5. Keep up to date on modern manufacturing trends, technologies and competitive practices.
A: Be competitive – and modern – by marketing Star Wars to girls as well as boys.

6. Work with global brand strategy & marketing team to develop special and exclusive products.
A: The global brand strategy for the development of all special and exclusive products must include marketing the Star Wars brand to girls as well as boys, to increase sales.

7. Become the global insights expert and leverage learning across product lines.
A: An insight that Hasbro must learn: The Star Wars brand is in an almost unique position as (despite Hasbro’s insistence that it’s a ‘boys’ brand) it actually appeals to girls too. Additional product made with girls in mind can certainly be produced, but the overall brand is unisex. In addition, today’s parents would have grown up with Star Wars, back when it had overt cross gender appeal, so parents of boys and/or girls will be be primed to purchase product for the daughters as well as their sons. Hasbro should be including, rather than excluding girls from the Star wars brand, as it will lead to increased sales for the entire line. 
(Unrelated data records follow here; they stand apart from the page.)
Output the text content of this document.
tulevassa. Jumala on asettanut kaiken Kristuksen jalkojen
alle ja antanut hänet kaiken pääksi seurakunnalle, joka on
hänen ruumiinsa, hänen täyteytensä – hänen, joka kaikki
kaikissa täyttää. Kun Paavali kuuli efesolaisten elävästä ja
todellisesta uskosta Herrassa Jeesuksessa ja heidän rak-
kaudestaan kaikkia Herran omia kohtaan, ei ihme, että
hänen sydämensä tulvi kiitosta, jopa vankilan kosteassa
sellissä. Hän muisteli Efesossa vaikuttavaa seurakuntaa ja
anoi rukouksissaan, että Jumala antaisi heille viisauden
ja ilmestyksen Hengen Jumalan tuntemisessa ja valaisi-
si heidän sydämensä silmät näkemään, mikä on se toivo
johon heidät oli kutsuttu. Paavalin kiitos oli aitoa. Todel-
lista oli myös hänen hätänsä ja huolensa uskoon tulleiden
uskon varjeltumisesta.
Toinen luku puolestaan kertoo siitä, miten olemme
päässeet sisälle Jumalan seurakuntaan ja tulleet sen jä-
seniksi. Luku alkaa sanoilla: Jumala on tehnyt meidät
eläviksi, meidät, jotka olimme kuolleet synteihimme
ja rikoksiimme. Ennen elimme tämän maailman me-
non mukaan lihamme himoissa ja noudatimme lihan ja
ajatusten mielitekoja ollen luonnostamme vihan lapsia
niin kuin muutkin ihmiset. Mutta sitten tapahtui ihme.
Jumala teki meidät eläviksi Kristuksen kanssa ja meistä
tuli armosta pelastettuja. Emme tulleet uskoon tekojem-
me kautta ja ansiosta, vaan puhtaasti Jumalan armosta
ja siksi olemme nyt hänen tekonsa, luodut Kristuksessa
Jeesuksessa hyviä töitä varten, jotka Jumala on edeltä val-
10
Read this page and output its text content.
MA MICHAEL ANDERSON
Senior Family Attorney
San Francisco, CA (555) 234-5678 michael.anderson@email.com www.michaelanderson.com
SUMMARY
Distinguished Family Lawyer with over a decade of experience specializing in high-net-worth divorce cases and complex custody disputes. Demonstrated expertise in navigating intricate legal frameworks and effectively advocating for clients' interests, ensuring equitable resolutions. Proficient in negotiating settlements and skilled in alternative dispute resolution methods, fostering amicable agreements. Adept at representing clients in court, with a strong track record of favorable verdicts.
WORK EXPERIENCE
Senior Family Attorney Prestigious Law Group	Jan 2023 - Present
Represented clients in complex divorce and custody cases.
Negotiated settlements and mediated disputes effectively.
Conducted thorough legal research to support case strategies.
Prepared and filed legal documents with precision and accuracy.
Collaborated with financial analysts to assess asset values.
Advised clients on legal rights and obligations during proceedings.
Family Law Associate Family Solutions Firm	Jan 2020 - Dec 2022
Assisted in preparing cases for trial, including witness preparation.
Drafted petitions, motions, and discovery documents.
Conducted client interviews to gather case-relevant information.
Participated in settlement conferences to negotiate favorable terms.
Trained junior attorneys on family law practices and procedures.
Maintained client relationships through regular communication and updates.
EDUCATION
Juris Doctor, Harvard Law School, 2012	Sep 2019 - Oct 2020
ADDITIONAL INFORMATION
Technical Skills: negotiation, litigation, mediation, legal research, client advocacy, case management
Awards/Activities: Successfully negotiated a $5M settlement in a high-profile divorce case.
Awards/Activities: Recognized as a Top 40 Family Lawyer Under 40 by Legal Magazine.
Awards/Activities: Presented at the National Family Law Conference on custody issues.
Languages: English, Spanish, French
OK, it’s not really 7 ways – they all have basically the same answer: Girls.

‘I am the way’

But you have to admit, the plan has a singular clarity to it.

The successful applicant can now arrive as saviour, with a bold game changing strategy that benefits all.

Or to put it another way, the Chosen One can finally fulfil the prophecy of bringing (gender) balance to the Force.

I posted an earlier version of this piece here.

4 thoughts on “7 ways for Hasbro to sell more Star Wars toys (hint: girls)”

  1. It’s funny because one of the barriers is the advertising company, but the other barrier is the consumer itself; our generation grew up with Star Wars and knows that it has appeal for both genders of children, but some parents in our generation just DON’T try to get their daughters interested in Star Wars. Consumers are weird like that. We constantly say “make stuff unisex!” Then we happily buy our boys trucks and action figures and buy our girls kitchenettes and dolls.

    1. Well, my daughter has a play kitchen, dolls, trucks, and action figures!

      In terms of brands, I guess it’s a bit of a chicken and egg debate, but to me it all starts with the marketing – if it’s treated as a boys brand, not only will children pick that up, so will parents if they’re not too fussed. Parents can say they’re responding to the desire of their kids, without questioning where that desire has originally come from. It’s a wider issue. The 5 yr old daughter of a friend recently told her parents she didn’t want a science kit, because science kits are for boys.